Süddeutsche Zeitung

Wohnungsbau:Fehlanreize und Mitnahmeeffekte

Eine Sonderabschreibung für Investoren soll helfen, die Wohnungsnot zu bekämpfen. Doch dies stößt auf Kritik.

Von Thomas Öchsner

In Deutschland fehlen etwa eine Million Wohnungen. Die Bundesregierung will deshalb nicht nur den sozialen Wohnungsbau ankurbeln und Familien mit dem Baukindergeld beim Bau oder Kauf von eigenen vier Wänden unterstützen. Union und SPD wollen Investoren auch mit einer steuerlichen Sonderförderung dazu ermutigen, mehr Wohnungen zu errichten. An diesem Montag wird darüber bei einer Anhörung im Finanzausschuss des Bundestags beraten. Doch dabei wird von allen Seiten Kritik kommen - auch vom Bundesrechnungshof. Der hält es sogar "nicht für empfehlenswert, die Gesetzesinitiative weiter zu verfolgen, wenn sie nicht in wesentlichen Punkten nachgebessert wird".

Die neue Steuersubvention ist mehrfach nach oben begrenzt: Begünstigt werden nur Bauvorhaben und Bauanträge nach dem 31. August 2018 und dem 31. Dezember 2021. Die Anschaffungs- und Herstellungskosten für eine neue Mietwohnung dürfen 3000 Euro pro Quadratmeter Wohnfläche nicht überschreiten. Die geförderte Wohnung ist mindestens zehn Jahre zu vermieten. Sind die Bedingungen erfüllt, können Investoren bis Ende 2021 für die mehr als drei Jahre jeweils fünf Prozent der Anschaffungs- und Herstellungskosten der neuen Mietwohnung bei der Steuer geltend machen. Die Sonderabschreibung (Afa) wird aber nur für die Kosten bis zu einer Höhe von 2000 Euro je Quadratmeter gewährt. Zusammen mit der üblichen jährlichen Abschreibung von zwei Prozent lassen sich somit bis Ende 2021 insgesamt 28 Prozent bei der Steuer absetzen. Soweit der Plan der Bundesregierung. Doch richtig gut findet das keiner der Experten und Verbände, deren Stellungnahmen für die Anhörung bereits auf der Homepage des Finanzausschusses zu lesen sind.

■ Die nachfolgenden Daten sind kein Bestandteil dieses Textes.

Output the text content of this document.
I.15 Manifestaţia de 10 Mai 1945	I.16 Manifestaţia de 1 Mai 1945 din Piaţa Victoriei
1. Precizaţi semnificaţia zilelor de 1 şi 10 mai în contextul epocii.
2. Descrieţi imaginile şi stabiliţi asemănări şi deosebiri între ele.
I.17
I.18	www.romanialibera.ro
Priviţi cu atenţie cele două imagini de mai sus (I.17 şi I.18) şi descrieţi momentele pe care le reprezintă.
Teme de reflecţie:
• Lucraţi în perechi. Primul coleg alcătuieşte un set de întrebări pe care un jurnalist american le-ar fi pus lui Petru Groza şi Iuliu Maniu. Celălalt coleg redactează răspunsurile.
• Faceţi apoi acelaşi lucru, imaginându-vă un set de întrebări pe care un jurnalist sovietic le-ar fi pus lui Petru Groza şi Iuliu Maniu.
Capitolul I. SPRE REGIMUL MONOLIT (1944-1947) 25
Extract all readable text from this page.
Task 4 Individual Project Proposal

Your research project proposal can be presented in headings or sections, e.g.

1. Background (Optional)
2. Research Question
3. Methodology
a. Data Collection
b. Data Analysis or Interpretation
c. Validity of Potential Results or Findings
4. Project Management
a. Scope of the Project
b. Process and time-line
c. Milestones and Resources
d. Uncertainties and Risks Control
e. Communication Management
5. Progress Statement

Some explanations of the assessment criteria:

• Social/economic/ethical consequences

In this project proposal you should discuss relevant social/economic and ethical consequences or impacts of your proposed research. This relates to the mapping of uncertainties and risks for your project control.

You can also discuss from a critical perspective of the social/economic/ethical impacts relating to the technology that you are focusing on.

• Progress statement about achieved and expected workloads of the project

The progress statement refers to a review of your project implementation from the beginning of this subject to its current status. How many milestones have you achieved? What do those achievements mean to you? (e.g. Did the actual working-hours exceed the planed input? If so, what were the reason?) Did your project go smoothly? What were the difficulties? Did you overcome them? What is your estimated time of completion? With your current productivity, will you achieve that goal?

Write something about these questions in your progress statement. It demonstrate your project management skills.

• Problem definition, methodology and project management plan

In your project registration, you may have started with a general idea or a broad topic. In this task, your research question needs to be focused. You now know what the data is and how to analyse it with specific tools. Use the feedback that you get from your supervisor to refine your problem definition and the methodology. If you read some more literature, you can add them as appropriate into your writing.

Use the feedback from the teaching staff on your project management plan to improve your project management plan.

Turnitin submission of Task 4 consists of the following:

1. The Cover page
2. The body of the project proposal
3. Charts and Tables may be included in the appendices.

Claus Michelsen vom Deutschen Institut für Wirtschaftsforschung (DIW) warnt davor, dass die Sonder-Afa am eigentlichen Engpass - den fehlenden Bauflächen für den Neubau - nichts ändern wird. Der Ökonom befürchtet deshalb Mitnahmeeffekte, "da die Flächen ohnehin bebaut" würden. Außerdem erwartet er, dass die Förderung die Nachfrage und damit auch die Preise für Bauleistungen weiter anheizt. Gar nichts hält er davon, dass die Sonder-Afa nicht auf Regionen beschränkt wird, in denen wirklich Wohnungsnot herrscht. Er spricht deshalb von "räumlichen Fehllenkungen". Michelsen erinnert das Vorhaben an die Sonderabschreibung Ost, als in den Neunzigerjahren in Ostdeutschland aufgrund der exorbitant hohen steuerlichen Förderung mehr saniert und gebaut wurde, als nötig war und Milliarden an Steuergeld und privatem Geld in völlig überteuerte Wohnungen flossen.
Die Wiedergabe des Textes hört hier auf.